Bis Jahresende wird die Belegschaft der Volkswagen AG in Deutschland um 19.000 Personen sinken. Von den insgesamt bis 2030 geplanten 35.000 Stellenstreichungen sind laut Blumes vorab veröffentlichtem Redetext zur Hauptversammlung bereits mehr als 28.000 verbindlich vereinbart. Die Fabrikkosten an deutschen Standorten wurden bereits um mehr als ein Fünftel gesenkt. Als erstes messbares Finanzergebnis kann Blume nachhaltige Kosteneffekte von rund einer Milliarde Euro vorweisen. Das mittelfristige Ziel ist deutlich ambitionierter: bis 2030 jährliche Netto-Einsparungen von sechs Milliarden Euro.

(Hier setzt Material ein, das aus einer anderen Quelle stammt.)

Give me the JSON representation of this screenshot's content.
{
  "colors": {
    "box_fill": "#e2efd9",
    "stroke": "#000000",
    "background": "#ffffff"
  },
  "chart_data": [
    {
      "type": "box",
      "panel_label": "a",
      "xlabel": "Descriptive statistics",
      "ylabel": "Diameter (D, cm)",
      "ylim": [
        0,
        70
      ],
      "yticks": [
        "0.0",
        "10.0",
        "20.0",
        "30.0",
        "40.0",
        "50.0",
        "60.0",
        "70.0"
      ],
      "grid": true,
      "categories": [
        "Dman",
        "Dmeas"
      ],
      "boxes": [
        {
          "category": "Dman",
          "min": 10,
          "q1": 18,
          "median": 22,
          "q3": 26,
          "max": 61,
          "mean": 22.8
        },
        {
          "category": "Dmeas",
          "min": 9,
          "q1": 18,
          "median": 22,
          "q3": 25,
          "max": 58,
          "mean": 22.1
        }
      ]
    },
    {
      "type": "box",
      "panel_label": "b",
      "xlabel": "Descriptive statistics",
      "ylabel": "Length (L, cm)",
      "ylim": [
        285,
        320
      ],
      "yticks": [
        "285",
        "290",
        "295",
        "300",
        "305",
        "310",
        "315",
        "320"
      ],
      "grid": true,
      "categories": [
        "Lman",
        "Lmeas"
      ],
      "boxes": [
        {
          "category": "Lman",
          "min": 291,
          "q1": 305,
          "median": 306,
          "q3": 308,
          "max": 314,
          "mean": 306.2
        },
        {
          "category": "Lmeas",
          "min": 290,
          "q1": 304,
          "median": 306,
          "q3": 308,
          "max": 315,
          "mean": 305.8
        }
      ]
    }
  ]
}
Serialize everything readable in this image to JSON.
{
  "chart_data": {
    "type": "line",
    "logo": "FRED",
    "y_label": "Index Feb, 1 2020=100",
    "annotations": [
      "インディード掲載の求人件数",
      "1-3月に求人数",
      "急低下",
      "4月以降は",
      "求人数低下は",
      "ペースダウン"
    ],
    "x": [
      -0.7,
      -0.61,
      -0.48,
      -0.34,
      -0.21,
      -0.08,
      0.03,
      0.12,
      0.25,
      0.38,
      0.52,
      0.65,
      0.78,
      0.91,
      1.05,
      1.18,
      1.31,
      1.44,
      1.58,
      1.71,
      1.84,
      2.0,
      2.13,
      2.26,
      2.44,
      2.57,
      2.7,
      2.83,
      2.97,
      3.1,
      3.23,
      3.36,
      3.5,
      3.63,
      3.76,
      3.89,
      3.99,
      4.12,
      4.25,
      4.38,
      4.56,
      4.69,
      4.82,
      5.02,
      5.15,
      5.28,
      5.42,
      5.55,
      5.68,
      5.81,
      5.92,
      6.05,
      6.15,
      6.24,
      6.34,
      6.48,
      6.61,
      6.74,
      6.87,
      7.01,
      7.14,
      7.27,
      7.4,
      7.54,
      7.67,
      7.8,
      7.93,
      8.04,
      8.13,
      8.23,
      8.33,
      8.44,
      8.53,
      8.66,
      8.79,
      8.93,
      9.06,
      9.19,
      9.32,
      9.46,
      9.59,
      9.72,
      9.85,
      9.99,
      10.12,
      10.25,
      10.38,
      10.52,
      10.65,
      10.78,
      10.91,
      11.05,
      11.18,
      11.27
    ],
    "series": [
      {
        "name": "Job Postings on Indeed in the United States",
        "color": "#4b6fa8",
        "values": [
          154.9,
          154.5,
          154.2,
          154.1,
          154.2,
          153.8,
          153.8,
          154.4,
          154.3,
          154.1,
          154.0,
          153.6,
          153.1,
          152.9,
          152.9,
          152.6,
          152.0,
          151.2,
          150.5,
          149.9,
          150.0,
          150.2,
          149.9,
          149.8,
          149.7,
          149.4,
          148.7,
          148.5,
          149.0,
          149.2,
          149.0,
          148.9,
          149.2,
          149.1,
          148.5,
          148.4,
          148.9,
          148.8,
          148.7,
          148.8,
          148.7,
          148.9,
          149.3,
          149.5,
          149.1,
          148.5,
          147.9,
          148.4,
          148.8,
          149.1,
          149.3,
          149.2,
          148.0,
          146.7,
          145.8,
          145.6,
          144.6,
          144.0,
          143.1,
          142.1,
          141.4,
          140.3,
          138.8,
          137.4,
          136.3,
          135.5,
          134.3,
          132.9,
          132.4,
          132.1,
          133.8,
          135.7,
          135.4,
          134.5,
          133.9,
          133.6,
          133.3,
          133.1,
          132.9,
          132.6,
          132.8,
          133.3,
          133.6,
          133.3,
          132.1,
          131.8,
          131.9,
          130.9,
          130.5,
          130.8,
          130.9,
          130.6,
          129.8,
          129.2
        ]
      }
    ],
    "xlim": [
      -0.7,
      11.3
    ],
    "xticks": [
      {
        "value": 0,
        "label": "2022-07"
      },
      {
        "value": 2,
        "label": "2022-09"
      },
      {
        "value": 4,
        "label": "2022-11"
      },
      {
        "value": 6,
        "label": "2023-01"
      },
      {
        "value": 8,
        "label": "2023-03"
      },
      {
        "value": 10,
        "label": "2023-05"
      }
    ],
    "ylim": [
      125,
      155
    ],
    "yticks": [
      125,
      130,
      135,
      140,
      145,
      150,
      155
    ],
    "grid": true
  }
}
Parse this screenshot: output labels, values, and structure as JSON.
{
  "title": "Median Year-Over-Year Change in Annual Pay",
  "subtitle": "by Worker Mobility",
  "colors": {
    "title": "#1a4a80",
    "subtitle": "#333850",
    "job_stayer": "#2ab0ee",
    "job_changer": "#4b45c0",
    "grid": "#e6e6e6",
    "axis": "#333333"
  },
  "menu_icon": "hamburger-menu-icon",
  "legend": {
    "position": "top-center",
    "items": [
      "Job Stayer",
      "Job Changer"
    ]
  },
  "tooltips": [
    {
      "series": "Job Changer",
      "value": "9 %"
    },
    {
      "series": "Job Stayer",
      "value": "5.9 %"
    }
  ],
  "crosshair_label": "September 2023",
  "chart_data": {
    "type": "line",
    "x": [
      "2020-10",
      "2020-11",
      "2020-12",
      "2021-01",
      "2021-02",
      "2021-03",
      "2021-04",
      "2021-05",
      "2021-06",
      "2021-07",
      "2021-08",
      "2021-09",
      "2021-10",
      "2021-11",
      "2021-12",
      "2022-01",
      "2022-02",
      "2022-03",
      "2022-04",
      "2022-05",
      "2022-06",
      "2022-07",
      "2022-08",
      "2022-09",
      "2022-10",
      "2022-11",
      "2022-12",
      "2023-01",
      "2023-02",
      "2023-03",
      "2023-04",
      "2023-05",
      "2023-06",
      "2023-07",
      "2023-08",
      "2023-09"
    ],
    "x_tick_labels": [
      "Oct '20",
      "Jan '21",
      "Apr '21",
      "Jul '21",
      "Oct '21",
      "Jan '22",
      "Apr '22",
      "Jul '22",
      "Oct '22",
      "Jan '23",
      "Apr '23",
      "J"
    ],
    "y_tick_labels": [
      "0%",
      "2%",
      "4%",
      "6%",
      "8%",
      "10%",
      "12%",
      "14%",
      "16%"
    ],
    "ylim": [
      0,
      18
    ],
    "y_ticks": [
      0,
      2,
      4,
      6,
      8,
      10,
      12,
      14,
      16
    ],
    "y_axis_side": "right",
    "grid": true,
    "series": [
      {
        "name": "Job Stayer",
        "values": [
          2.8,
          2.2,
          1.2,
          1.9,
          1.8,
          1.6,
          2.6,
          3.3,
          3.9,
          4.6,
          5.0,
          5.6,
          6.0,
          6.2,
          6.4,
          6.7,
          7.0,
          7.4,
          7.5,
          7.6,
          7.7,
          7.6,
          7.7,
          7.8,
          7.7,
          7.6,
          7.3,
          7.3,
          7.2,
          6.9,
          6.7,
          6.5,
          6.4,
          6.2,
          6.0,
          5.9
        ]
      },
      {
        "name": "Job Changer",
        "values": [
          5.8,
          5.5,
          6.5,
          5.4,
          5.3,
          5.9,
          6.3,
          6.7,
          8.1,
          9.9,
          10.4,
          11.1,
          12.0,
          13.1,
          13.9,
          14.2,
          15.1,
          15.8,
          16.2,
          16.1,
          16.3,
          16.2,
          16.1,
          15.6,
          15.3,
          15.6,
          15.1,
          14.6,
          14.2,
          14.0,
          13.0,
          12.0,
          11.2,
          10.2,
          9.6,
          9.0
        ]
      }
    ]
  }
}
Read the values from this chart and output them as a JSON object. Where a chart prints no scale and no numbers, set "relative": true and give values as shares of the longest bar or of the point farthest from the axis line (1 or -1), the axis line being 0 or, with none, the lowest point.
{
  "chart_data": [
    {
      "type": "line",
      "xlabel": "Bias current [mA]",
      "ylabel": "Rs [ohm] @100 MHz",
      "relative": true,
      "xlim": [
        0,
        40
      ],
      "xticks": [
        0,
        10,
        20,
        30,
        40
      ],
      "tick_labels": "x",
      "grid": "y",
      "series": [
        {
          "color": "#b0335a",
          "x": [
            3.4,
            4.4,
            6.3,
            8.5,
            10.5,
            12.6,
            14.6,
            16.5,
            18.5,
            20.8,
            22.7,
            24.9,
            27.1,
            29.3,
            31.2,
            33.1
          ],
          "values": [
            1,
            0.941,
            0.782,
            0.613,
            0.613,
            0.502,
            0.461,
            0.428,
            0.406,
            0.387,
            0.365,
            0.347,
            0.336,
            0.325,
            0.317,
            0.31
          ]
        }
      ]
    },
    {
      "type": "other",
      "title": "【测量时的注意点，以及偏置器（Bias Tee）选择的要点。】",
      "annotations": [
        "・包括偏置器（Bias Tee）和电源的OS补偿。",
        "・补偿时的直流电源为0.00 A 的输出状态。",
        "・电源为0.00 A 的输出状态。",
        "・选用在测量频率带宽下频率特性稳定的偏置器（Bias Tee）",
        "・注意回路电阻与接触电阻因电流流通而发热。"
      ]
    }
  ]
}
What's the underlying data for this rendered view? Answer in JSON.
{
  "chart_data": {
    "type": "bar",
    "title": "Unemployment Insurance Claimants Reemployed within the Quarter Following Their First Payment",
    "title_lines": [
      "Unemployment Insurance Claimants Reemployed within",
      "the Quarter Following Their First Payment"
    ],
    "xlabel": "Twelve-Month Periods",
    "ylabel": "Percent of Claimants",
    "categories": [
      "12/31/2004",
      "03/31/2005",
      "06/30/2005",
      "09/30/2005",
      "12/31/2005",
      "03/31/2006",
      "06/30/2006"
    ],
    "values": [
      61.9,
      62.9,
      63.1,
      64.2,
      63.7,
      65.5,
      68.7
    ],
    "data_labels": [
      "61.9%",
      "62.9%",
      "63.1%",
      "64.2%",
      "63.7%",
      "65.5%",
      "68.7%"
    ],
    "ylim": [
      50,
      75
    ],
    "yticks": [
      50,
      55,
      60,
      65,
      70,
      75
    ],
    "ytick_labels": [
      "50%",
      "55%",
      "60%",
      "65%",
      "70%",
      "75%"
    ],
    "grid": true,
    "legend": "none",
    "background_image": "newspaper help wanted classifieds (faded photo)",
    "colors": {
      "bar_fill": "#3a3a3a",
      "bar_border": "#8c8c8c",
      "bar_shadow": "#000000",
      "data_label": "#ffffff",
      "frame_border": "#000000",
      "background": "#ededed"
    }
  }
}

Der Umbau ist Reaktion auf externe Belastungen, die sich laut Blume insgesamt auf einen zweistelligen Milliardenbetrag summieren. Allein die US-Zölle unter Präsident Trump verursachen direkt und indirekt fünf Milliarden Euro Kosten pro Jahr. Besonders betroffen ist Audi, das über keine eigene US-Produktion verfügt und auf Importe aus Europa und Mexiko angewiesen ist. Der Aufbau einer Fertigung in den USA wird geprüft, konkrete Entscheidungen stehen noch aus. Spekulationen über ein Interesse des chinesischen Herstellers Xpeng an einem VW-Werk dämpfte Xpeng-Vizepräsident Brian Gu zuletzt auf einer Veranstaltung in London.